As far as wiring you might want to get a factory schematic and factory manual. I believe the switch you have a picture of is to make sure one of the internal flap doors are in a particular position before something else works. I could be way off on this but a manual should show this in a diagram.

I have a 74 service manual and there is a section on Heater and Air Conditioning and it shows the electrical wiring and also the vacuum door operation portions. You may have to get one for a 73 and sit down and trace things out.

I think the passenger kick panel flap as well as the one under the cowl is to control and get recirculated air or get fresh air. A person could change out the kick panels to a heat only style.

Jim
 
#3 ·
Heater Switches

Jim... thanks for the reply. Yes I have the aftermarket AC conversion box. I've seen the AC resistor mounted in these, but others have also said that one could also mount a heater resistor in the inside heater/ac box as long as its got air flow when the blower is on.

The switch pictured is on top of the interior heater/ac box (Diverter Door Switch?) and is triggered when the Heat/AC (center lever) is on Heat. My guess is it shunts something in the AC circuit.

Below is a 71-72 diagram. In this I can see the switch... but I'm still not sure what it "does" in the circuit.
Hope this helps,
Image
I do have a complete 73 AC diagram on its way so I can confirm where everything goes. I'm just trying to figure out what stuff does as I don't want to reconnect stuff I don't need or leave out things that are required for heat.

Also I weighing my options on reconnecting the vacuum canisters but if they are needed for heat then I need to get them back in the mix.

Thanks!
 
#4 ·
Years ago I had the resistors out on some car I was donkeying with and turned on the circuit and I couldn't believe how much they glowed and heated up. I have to think they just need to be in an air flow to keep them from burning up. You do have to wonder why the factory chose the location they had VS where we might want to have them.

I didn't dive real far into the wiring diagram you posted but if I decided just to have heat, I would see what needs to be done as far as actuator doors needing to be moved between floor heat, dash heat, and defroster heat and then decide should I just keep a flap door in one position without the need for any vacuum source or do I need to keep some of the vacuum parts active. I've just never had to figure this out.

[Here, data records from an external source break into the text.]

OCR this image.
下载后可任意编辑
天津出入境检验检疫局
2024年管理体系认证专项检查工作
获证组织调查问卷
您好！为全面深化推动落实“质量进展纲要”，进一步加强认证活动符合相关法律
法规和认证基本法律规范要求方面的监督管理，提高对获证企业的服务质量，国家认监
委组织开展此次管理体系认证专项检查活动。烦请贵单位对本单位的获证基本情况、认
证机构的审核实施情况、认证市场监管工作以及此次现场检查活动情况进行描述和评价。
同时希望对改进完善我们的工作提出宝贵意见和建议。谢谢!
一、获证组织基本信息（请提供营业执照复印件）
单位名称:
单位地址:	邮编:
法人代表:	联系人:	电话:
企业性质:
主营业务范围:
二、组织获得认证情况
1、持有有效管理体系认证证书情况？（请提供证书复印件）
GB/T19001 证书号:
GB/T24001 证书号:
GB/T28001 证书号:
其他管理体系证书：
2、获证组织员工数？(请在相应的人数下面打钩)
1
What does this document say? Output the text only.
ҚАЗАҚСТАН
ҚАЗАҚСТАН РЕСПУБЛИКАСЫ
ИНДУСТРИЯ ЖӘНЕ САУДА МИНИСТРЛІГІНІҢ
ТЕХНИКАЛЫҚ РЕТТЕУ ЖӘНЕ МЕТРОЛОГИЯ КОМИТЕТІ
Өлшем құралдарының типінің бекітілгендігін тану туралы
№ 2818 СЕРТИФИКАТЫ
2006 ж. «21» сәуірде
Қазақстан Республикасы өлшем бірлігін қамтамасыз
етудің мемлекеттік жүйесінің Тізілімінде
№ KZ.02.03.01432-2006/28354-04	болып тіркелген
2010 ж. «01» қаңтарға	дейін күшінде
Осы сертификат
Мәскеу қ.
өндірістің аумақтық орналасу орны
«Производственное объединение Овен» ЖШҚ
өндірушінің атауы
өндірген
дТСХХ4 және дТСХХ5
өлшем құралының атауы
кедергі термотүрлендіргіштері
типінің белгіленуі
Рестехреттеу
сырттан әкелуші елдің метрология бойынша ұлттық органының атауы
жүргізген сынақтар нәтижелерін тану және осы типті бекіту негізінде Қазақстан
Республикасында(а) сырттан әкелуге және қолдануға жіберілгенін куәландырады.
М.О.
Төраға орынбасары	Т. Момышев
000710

If I were to figure things out I might try turning on the ignition switch and get the blower to work at different speeds and then see if I can switch air flow between the floor, dash, and then the defroster vent and if things work without a vacuum signal. If things do work then I might bypass or remove all of the vacuum circuits. Who knows, things might work as you want. Sorry I don't have a more solid answer. If you do get things to work but later on find out during the summer you have hot air flow into the heater core, maybe put in a heater hose block off valve.

Jim
 
#5 · (Edited)
Hooking up the Heater in a Heat/AC delete 73 nova

Good point on the resistor location. I was also considering not using the AC relay but have decided to hook that up as well. The AC components are heavier than the heat-only components (core is bigger, fan is bigger, relay vs no relay, etc). So I'm going to replace everything with the AC components and... put them in the factory location under the hood.

It appears the default flapper door positions are "open". The vacuum closes the flappers. So it looks like I need to hook that back up as well. Otherwise I'll have nice cool air coming in the cabin at all times which kind of defeats the point of having the heater.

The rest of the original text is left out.